The following is an excerpt from my upcoming memoir, BrainStorm: From Broken to Blessed on the Bipolar Spectrum:
It’s a late winter day, with snow still fresh from a blizzard. The sun has emerged brilliant, reflecting off the white expanse. None of this moves me. Leah and Larry, my hearty neighbors, have invited me to go cross-country skiing in the state forest across from our home. A year ago, I would have leapt at this invitation. Now, I drag myself out of bed, struggling to remember where I’d put skis, boots and poles. What can I wear on an icy March day to stay warm? Despite twenty-seven winters of experience as a skier and ski instructor, I can’t remember my layering system or where any of my ski clothes are. This is how Bipolar II disorder impacts daily life. I barely have the physical energy to get to the car, let alone propel myself against the will of gravity up any of the notorious hills nearby. I don’t revel, as I usually do, in the speed of the descent—I am just glad to be down the hill not having broken or bloodied anything. I return home emotionally and physically spent. My body feels as if it lives on Jupiter—gravity is much more intense, and an hour’s activity leaves me exhausted. No endorphins. All I want to do is sleep.

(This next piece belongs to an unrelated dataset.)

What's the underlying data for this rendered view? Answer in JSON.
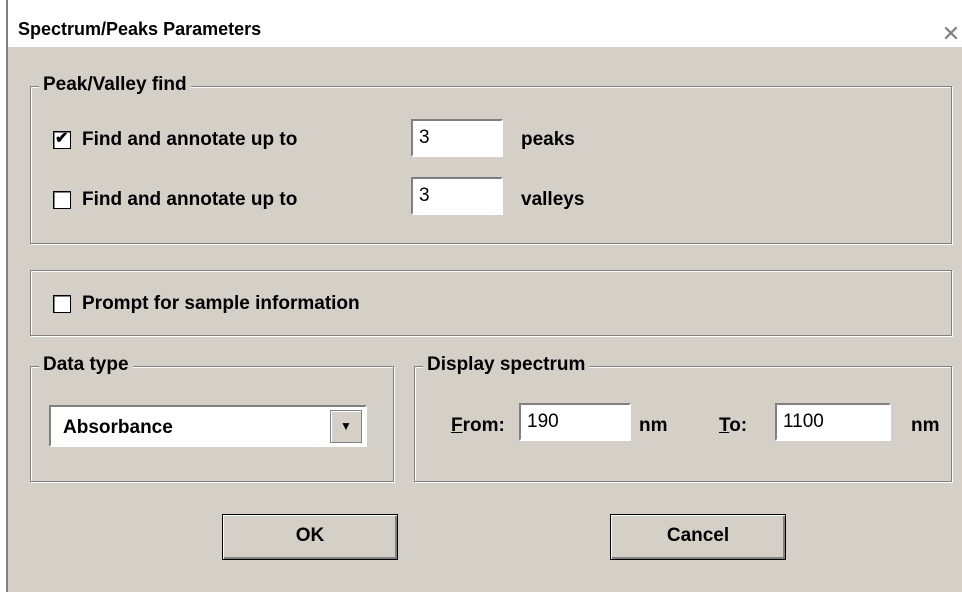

I’ve been an avid sportswoman my whole life. If it’s winter, it’s skiing, sledding, skating, snowshoeing; if summer, it’s swimming, biking, blading, windsurfing. Joe likens me to the line from one of the Winnie the Pooh books: “Christopher Robin didn’t care what it was doing outside, as long as he was out in it.” I’ve always reveled in the feel of my body in nature and the gift of renewed spirit. How Bipolar II disorder affects daily life now affects every part of me.
But now I feel geriatric—my muscles fatigued, bones aching, breath short. And strangely disembodied, as if my brain does not compute messages from nerve endings and muscle sinews. I don’t know why the typical “runners high” disappears. Perhaps endorphins are not manufactured, or are not released, or are somehow neutralized during the down-cycle of Bipolar II. It’s anybody’s guess—the vast complexity of the brain is still uncharted. Whatever the cause, the result is that I get no relief or joy from physical exertion. I miss this greatly.
After skiing I feel too tired and heavy to sleep. I decide to do some yoga, to try to calm down. I’ve been practicing yoga daily for eighteen years, but suddenly I cannot remember any moves or routines. It is as if my muscles have lost all their memory.